Wednesday, June 20, 2007

Gazans Adjust to Power Shift

New York Times:
A green Hamas flag flies over the building, a tourist site for Hamas members and their families. Um Omran came to see where her son had been tortured. She said he was killed in 2003 by Fatah. Her husband’s brother had also been held there. He was Adnan al-Ghul, the man credited with inventing the first Qassam rocket in 2001, a weapon that Hamas has used to terrorize Israeli cities like Sderot. He was killed by the Israelis in 2004.

“We’re all Qassam in our family, the women and the men,” Ms. Omran said. “I wanted to see this place where my son was tortured.” Asked if she was ashamed by the bloodletting among Palestinians, she said: “Fatah pushed us toward this.”

But Hamas’s victory has left many Gazans feeling vulnerable and afraid.

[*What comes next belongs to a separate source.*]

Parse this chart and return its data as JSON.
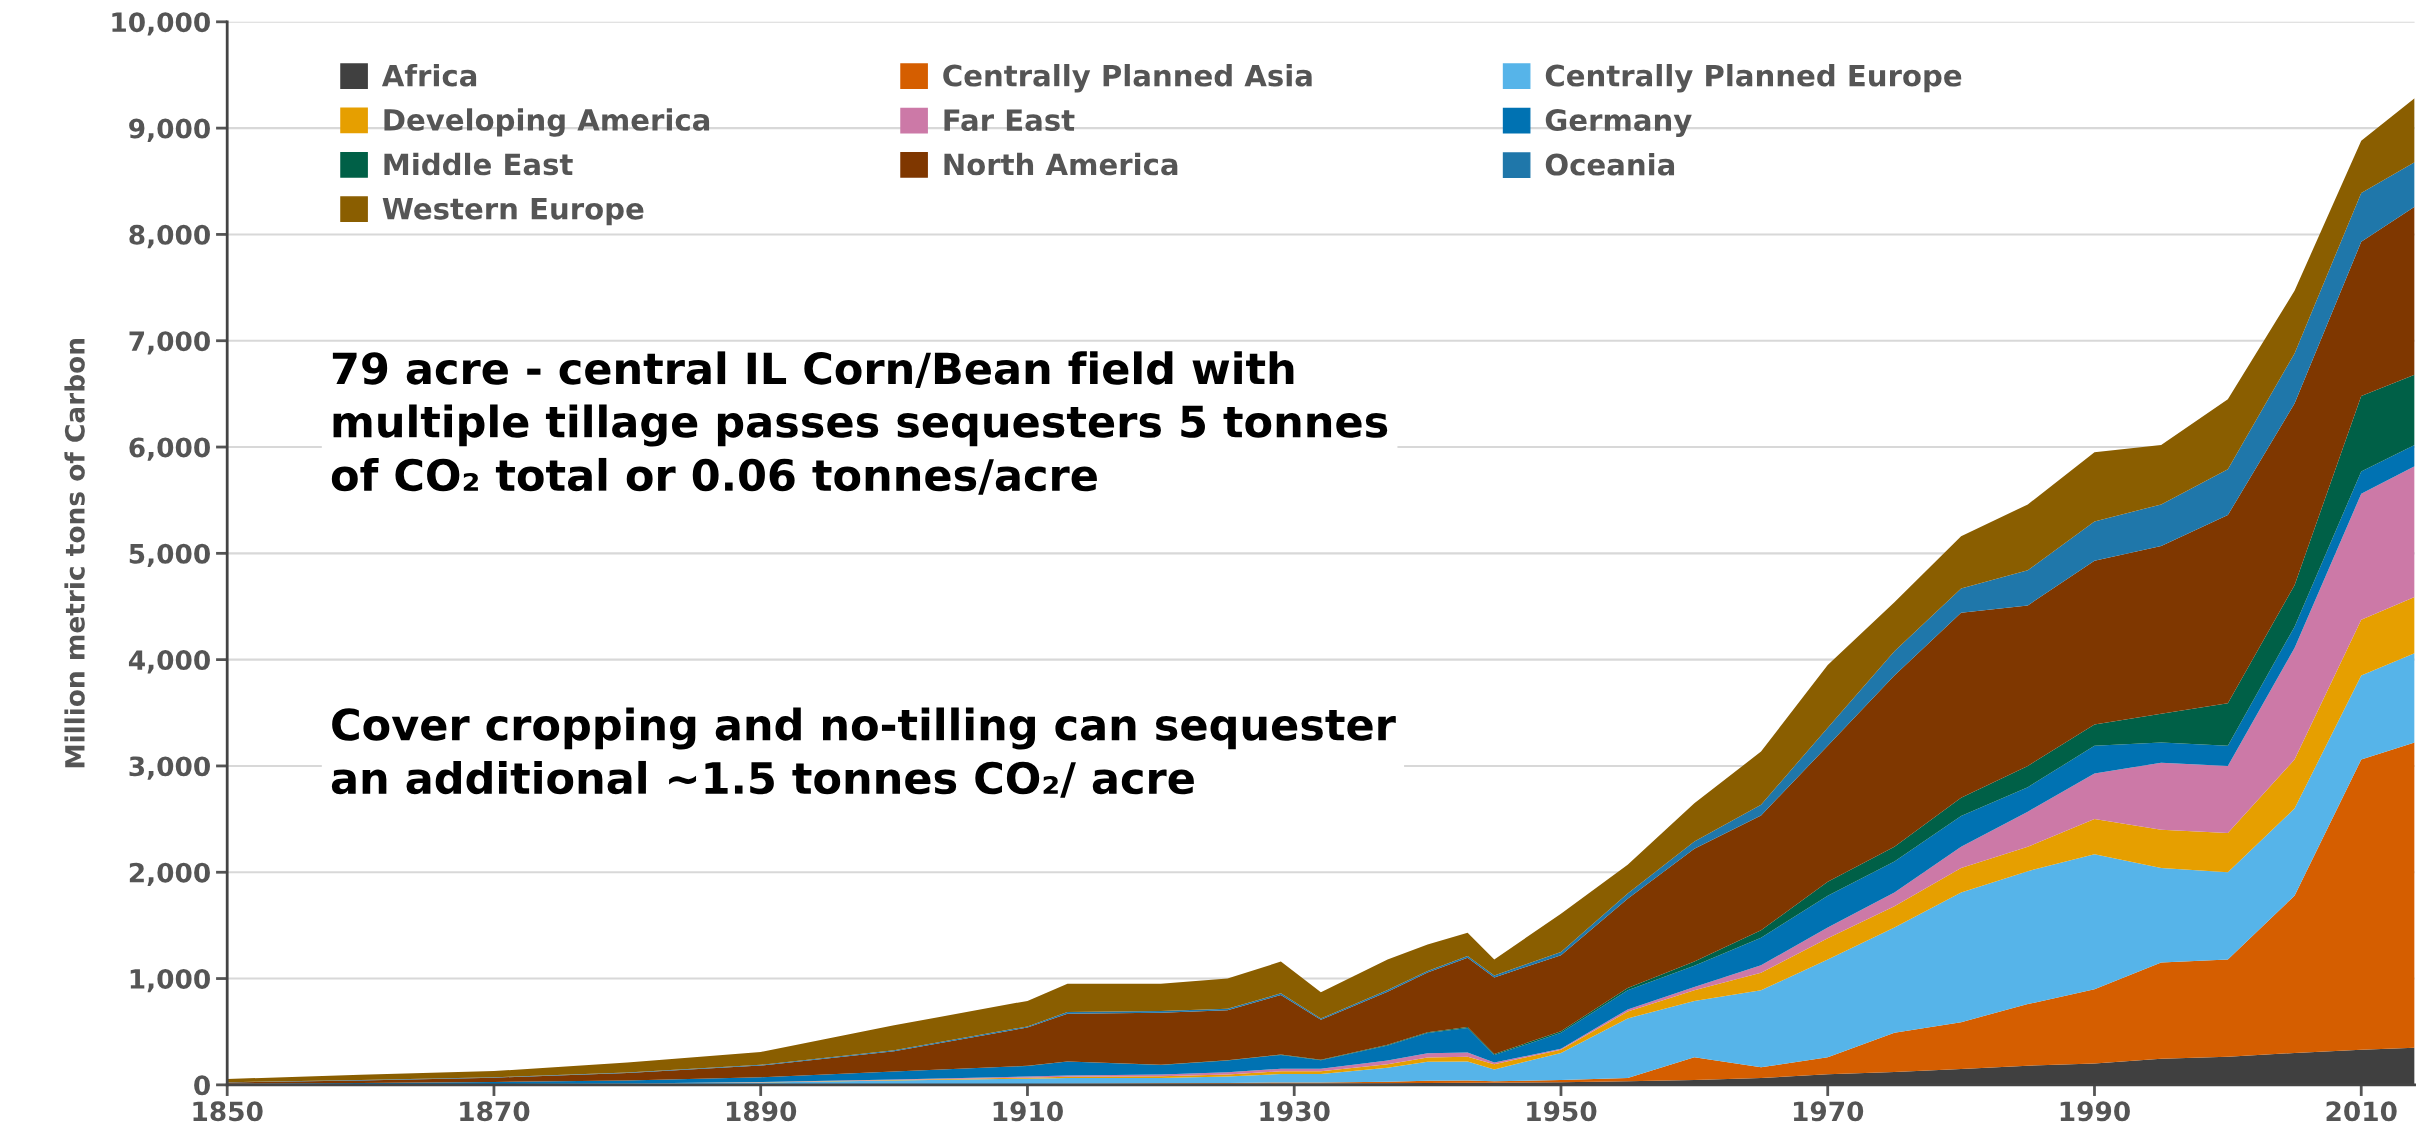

Ghada, 50, a Palestinian Christian, is afraid to go outside. When she does, “You have all these men suddenly in the street with these long beards, and they look at you in surprise, from up to down, and their look is, like, why are you like this?” Several times, young men have told her she should be killed for not wearing a head covering.

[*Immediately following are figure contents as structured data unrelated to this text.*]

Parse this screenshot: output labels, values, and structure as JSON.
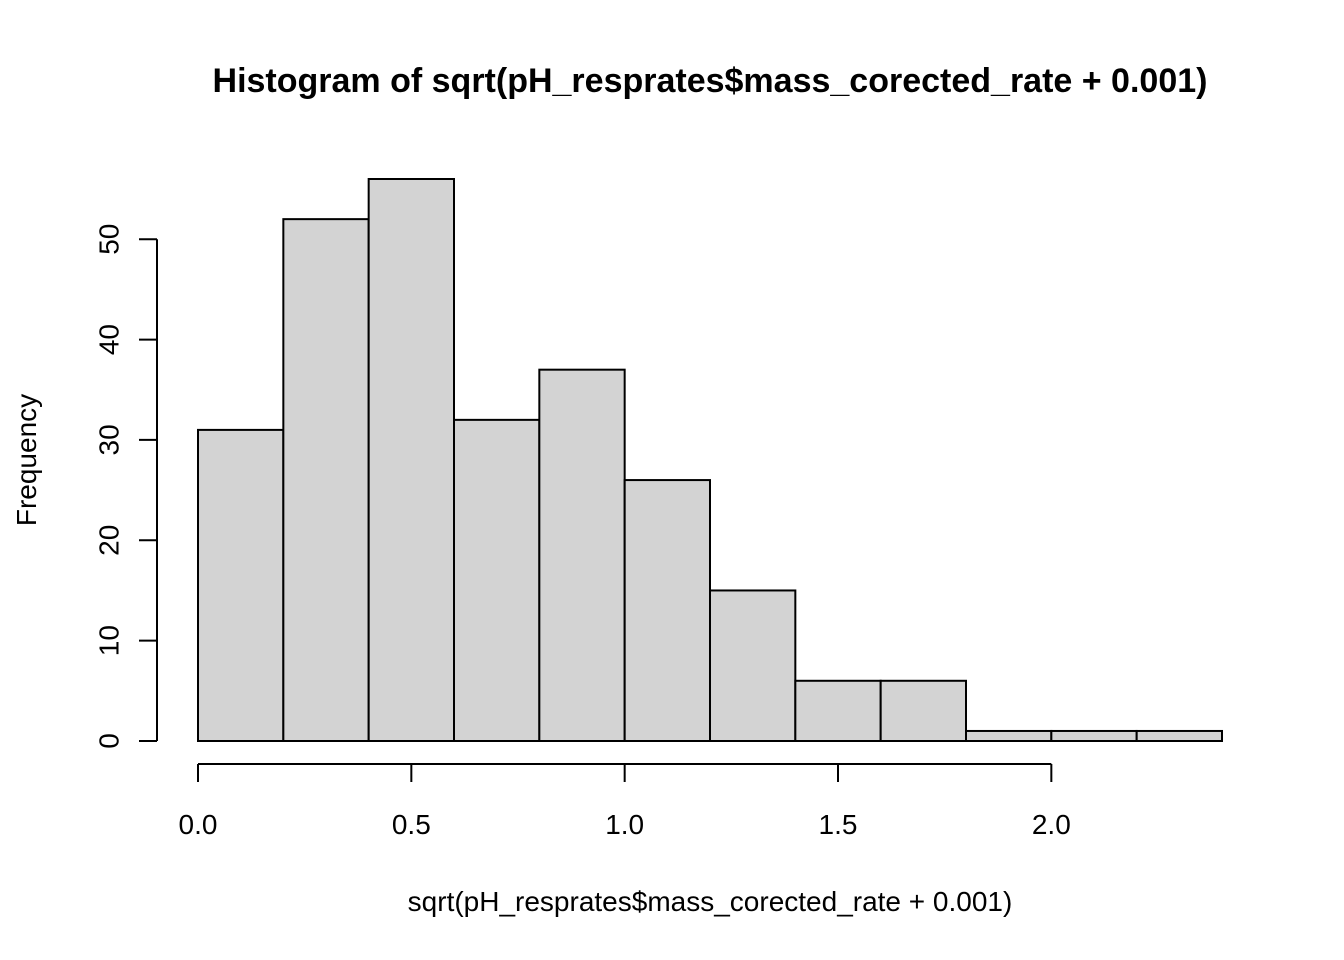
{
  "chart_data": {
    "type": "bar",
    "title": "Histogram of sqrt(pH_resprates$mass_corected_rate + 0.001)",
    "xlabel": "sqrt(pH_resprates$mass_corected_rate + 0.001)",
    "ylabel": "Frequency",
    "bin_edges": [
      0.0,
      0.2,
      0.4,
      0.6,
      0.8,
      1.0,
      1.2,
      1.4,
      1.6,
      1.8,
      2.0,
      2.2,
      2.4
    ],
    "values": [
      31,
      52,
      56,
      32,
      37,
      26,
      15,
      6,
      6,
      1,
      1,
      1
    ],
    "xlim": [
      0.0,
      2.4
    ],
    "ylim": [
      0,
      56
    ],
    "x_ticks": [
      0.0,
      0.5,
      1.0,
      1.5,
      2.0
    ],
    "x_tick_labels": [
      "0.0",
      "0.5",
      "1.0",
      "1.5",
      "2.0"
    ],
    "y_ticks": [
      0,
      10,
      20,
      30,
      40,
      50
    ],
    "y_tick_labels": [
      "0",
      "10",
      "20",
      "30",
      "40",
      "50"
    ],
    "bar_color": "#d3d3d3",
    "grid": false,
    "legend": false
  }
}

Ghada, who asked that her last name not be used, and who works for an Arab consulate here, now will only take a taxi to her office. On Sunday, the Latin Church and Rosary Sisters School were ransacked and looted, with crosses and Bibles destroyed. Hamas leaders condemned the attack and denied responsibility, but the small Christian community here is anxious.

“Many of us are thinking about leaving Gaza for the West Bank once the crossings are open,” Ghada said. Then she said angrily, “I can’t leave my home — why should I leave it?”

A moment later, she said, “But I may leave for a time until the situation is more clear.”

The Palestinian infighting has shamed everyone, she said.